Las acusaciones de compra de voto a través de tarjetas de la cadena de autoservicio son una acción simulada y podrían constituir un delito, afirmó el secretario Jurídico del Partido Revolucionario Institucional (PRI) nacional, Raúl Cervantes.
Se podría tratar de la comisión de 2 o más delitos federales, y por ello solicitarán a la Procuraduría General de la República (PGR) que investigue el asunto que consideró parte de un “montaje” de los aliados de Andrés Manuel López Obrador.
Presuntamente la coalición Movimiento Progresista incurrió en un ilícito al inculpar al PRI y simular en su contra la existencia de pruebas materiales que hacen presumir su responsabilidad.
El secretario subrayó que al PRI no le corresponde calificar el delito, sino solo presentar una denuncia para que se investigue y quede claro que no cometió ningún delito electoral.
Lo que no se puede permitir, aseveró Cervantes, es que se esté manchando la elección cuando está limpia.
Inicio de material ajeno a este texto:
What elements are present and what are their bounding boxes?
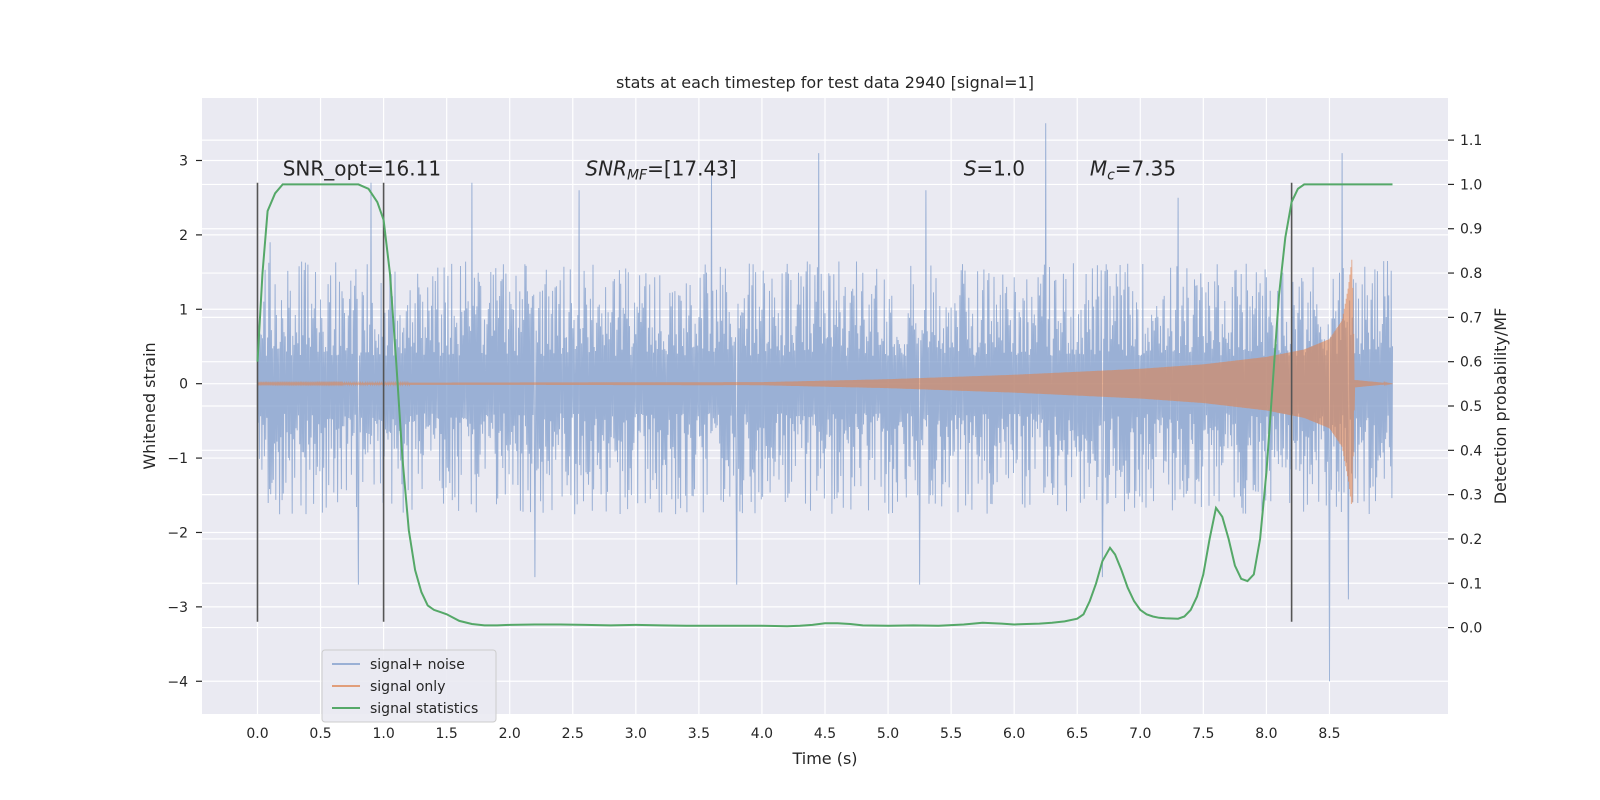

Manifestó que tampoco se vale que se insulte a la gente al acusar de que en la elección hubo coacción generalizada del voto, cuando el montaje en un video que se maneja como prueba es un solo momento y lugar específico y no en todo el territorio nacional.
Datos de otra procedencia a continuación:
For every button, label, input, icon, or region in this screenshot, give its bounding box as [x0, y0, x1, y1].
El vocero del Comité Ejecutivo Nacional del partido, Eduardo Sánchez, dejó en claro que en el video no existe un solo testimonio en el que alguien pueda asegurar que un funcionario del PRI entregó las tarjetas.
“Es parte de la mentiras y de las farsas. Llevaron gente a las tiendas a decir que venían de parte del PRI”, dijo.
En la rueda de prensa estuvieron también el presidente nacional priísta, Pedro Joaquín Coldwell, y el diputado Jorge Carlos Ramírez Marín.